Se gli USA diventano avversari degli europei, assumiamo che:
Gli americani controllino i cieli grazie a caccia stealth (F-35, F-22), droni e AWACS.
Hanno già basi operative in Groenlandia (Thule) e forse in Canada.
La marina USA (US Navy) domina l’Atlantico del Nord, rendendo difficile un approccio via mare.
2. Le sfide per un’invasione europea
A. Dominio aereo americano
F-35 e F-22 sono superiori agli aerei europei (Eurofighter, Rafale) in combattimento aereo.
Gli USA potrebbero:
Distruggere le portaerei europee (es. francese Charles de Gaulle o britannica Queen Elizabeth) con attacchi da bombardieri B-2/B-21 o sottomarini.
Intercettare trasporti aerei con caccia di pattuglia.
Jammeare le comunicazioni NATO (gli europei usano molti sistemi USA).
B. Difficoltà di proiezione di forza europea
Problemi di logistica:
Senza supporto USA, l’Europa deve usare navi da sbarco proprie (es. francesi Mistral o britanniche Albion), ma sono poche e vulnerabili.

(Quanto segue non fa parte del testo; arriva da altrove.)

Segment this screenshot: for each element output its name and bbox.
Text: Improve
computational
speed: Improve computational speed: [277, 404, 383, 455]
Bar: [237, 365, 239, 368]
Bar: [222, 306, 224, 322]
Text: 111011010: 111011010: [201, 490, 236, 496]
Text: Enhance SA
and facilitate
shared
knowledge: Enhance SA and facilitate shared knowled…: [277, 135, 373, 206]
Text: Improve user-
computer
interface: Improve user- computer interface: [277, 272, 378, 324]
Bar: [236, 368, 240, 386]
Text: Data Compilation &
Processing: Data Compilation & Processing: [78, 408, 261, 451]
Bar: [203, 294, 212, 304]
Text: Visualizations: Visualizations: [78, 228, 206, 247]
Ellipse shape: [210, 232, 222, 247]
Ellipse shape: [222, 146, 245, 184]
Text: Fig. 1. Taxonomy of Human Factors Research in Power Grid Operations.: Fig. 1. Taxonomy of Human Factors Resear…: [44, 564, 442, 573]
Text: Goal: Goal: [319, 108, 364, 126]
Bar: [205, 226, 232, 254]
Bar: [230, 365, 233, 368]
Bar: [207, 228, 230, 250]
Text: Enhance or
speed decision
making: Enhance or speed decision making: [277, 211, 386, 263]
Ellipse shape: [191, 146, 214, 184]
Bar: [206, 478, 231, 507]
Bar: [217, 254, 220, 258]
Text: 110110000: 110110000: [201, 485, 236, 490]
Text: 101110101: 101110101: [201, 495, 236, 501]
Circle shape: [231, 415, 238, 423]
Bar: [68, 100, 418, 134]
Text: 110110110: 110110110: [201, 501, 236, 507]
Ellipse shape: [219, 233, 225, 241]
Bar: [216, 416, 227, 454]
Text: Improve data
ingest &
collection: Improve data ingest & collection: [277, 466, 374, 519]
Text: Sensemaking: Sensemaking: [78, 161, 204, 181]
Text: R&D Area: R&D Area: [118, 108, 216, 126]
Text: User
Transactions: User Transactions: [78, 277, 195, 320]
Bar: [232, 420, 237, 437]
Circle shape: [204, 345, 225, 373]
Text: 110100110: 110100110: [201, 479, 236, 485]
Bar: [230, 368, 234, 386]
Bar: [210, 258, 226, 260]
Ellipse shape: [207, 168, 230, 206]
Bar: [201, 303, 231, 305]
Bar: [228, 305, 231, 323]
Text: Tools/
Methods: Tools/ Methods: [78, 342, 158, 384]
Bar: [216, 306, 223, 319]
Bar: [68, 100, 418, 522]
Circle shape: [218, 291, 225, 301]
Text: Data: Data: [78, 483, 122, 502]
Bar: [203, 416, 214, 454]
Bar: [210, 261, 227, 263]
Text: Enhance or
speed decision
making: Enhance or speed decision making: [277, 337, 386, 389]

Mancano aerei da trasporto pesante: L’Europa ha pochi A400M e zero C-17, rendendo difficile un ponte aereo.
Mancanza di basi vicine:
L’Islanda è alleata alla NATO, ma se gli USA la controllano, l’Europa deve operare da Norvegia o Scozia, aumentando la distanza.

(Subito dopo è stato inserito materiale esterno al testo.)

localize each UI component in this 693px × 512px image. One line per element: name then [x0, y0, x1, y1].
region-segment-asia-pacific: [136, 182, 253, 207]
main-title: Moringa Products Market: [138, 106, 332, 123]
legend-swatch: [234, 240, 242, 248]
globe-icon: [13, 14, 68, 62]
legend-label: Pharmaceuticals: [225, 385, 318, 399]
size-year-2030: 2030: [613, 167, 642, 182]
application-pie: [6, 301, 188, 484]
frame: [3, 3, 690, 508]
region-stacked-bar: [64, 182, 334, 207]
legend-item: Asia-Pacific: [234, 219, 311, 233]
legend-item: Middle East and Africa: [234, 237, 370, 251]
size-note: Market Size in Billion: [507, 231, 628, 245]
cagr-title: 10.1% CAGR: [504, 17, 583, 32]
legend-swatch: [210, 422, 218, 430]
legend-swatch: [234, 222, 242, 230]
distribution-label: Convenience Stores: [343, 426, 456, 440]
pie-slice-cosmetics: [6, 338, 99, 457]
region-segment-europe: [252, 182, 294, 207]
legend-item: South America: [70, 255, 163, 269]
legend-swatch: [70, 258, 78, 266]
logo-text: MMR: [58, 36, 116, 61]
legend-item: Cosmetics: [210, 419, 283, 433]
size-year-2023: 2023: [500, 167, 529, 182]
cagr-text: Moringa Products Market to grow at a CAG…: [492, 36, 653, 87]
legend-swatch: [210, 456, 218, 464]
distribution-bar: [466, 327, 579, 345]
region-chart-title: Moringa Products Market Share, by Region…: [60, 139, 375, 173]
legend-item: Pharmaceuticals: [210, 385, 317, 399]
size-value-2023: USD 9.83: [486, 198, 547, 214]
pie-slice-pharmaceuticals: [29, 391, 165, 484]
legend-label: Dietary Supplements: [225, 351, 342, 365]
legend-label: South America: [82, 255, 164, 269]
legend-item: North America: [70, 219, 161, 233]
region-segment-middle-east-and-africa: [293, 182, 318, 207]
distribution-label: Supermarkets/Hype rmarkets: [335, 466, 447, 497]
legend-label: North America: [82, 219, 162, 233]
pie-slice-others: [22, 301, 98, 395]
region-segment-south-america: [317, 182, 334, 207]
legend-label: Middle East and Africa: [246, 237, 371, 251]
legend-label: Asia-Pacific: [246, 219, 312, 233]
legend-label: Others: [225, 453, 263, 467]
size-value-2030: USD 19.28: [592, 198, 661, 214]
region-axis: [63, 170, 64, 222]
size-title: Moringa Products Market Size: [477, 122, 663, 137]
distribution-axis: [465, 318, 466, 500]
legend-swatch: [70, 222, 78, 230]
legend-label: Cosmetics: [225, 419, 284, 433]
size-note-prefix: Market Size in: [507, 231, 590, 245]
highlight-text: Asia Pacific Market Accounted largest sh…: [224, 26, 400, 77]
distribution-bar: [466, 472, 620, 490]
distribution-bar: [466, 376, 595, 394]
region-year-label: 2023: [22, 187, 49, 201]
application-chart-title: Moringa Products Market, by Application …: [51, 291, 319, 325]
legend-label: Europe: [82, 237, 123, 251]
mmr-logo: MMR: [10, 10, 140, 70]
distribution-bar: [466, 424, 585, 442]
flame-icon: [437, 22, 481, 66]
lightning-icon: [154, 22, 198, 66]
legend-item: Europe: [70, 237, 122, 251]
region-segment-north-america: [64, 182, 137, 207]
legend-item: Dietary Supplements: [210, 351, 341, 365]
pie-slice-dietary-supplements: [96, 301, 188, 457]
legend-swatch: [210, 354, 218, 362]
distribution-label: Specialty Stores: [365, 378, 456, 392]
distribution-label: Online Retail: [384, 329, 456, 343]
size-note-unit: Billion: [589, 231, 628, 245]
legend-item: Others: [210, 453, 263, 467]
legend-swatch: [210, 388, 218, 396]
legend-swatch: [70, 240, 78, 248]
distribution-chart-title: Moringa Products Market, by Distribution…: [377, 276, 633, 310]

C. Difese americane in Groenlandia
Thule Air Base è una fortezza: ha missili terra-aria (PATRIOT, THAAD), radar avanzati e possibili ipersonici.
Gli USA potrebbero schierare marines e forze speciali per difendere le coste.
Sottomarini nucleari (Virginia-class) potrebbero affondare navi europee prima che arrivino.
3. Possibili strategie europee (se vogliono provarci)
A. Approccio furtivo: forze speciali e sabotaggio
Inviare commandos (SAS, COS francesi) per:
Distruggere radar e missili SAM a Thule.
Occupare piccole piste di atterraggio per far arrivare rinforzi.
Usare sottomarini europei (classe Barracuda francese o U212 tedeschi) per colpire navi USA.
B. Attacco a sorpresa con missili cruise
Francia e UK hanno missili cruise (SCALP, Storm Shadow) lanciabili da aerei o navi.
Potrebbero colpire Thule per neutralizzare le difese aeree, prima di tentare uno sbarco.
C. Guerra elettronica e cyberattacchi
L’UE potrebbe provare a:
Disabilitare i sistemi GPS americani (ma rischiando danni collaterali).
Hackerare i comandi USA per creare caos.
D. Coinvolgere la Russia? (Scenario estremo)
Se l’Europa cerca un alleato contro gli USA, potrebbe chiedere supporto aereo russo (es. caccia Su-35 per contrastare gli F-22).
Ma sarebbe un’alleanza contro-natura e politicamente insostenibile.
4. Conclusione: Missione quasi impossibile
Senza superiorità aerea, l’Europa non può sbarcare in Groenlandia se gli USA si oppongono militarmente.
Anche con operazioni speciali, il rischio di fallimento è altissimo a causa della potenza di fuoco americana.
L’unica speranza sarebbe un collasso politico USA (es. guerra civile) che indebolisca le loro difese artiche.